John Birch is a totemic figure in American life, and the society named after him is one of the most famous right-wing organizations in American history. The John Birch Society was founded in the midst of anti-communist hysteria during the early years of the Cold War, and its influence on the American far right to this day remains significant. Indeed, traces of its influence are clearly evident in the Tea Party. Yet despite the fame of the society that bears his name, Birch himself remains an obscure figure - until now.

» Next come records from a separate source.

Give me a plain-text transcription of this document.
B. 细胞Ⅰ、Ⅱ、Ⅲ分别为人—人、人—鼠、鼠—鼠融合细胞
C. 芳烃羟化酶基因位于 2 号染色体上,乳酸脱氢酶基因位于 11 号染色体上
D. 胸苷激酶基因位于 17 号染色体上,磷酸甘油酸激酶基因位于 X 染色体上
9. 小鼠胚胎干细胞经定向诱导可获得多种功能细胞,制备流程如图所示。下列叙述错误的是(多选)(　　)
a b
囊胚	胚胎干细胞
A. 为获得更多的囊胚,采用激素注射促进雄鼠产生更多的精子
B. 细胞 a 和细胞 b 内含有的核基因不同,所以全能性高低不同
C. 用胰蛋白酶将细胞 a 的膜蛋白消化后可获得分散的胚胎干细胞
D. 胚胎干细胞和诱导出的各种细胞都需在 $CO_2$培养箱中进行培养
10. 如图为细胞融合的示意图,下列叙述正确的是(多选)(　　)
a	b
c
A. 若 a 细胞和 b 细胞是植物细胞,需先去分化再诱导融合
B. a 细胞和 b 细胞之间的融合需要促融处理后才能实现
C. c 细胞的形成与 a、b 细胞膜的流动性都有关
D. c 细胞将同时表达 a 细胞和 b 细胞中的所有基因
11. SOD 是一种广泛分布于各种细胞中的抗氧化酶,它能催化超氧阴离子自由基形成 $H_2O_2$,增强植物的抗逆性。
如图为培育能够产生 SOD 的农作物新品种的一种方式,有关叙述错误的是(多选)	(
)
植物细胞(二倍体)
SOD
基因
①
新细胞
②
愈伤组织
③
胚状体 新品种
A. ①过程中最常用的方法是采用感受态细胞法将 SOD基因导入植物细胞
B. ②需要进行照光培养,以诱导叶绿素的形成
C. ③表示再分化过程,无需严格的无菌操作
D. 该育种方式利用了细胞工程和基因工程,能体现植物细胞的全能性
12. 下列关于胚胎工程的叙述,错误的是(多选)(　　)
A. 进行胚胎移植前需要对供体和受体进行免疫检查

Terry Lautz, a distinguished scholar of US-China relations, has combed obscure archives, spoken with Birch's remaining relatives, and marshaled his deep knowledge of mid-century China to produce a definitive account of the mysterious-and dramatic-life of John Birch. After growing up steeped in the South's burgeoning Bible Belt culture in the years after World War I, Birch became a missionary in China in the tumultuous era of the 1930s and 1940s, when it was rocked by civil war, a long conflict with Japan, and-finally-revolution. Along with his missionary work, he fought with Claire Chennault's famed Flying Tigers against the Japanese amidst a series of on-again and off-again romances. After the war ended, he re-committed himself to his missionary activities but was killed by communist guerrillas in an altercation a couple of weeks after the war ended, in September 1945. No one could have predicted what happened next to this truly obscure figure. A few years after his death--after China fell to the communists and anti-communists in Congress looked to cast blame-his afterlife as a martyr began. Robert Welch-a candy manufacturer in New England-formed the John Birch Society, an extreme right-wing organization whose influence is still visible in the Tea Party movement.
In John Birch: A Life, Lautz covers Birch's life in full and places it in the broad contexts of religious revival in the American South and chaos in interwar and wartime China. He also explores his afterlife as a paragon of the far right, juxtaposing the myth with the reality. A critical biography of a legend whose fame arrived only posthumously, Lautz cuts through the mythology to expose John Birch-the man and the political phenomenon.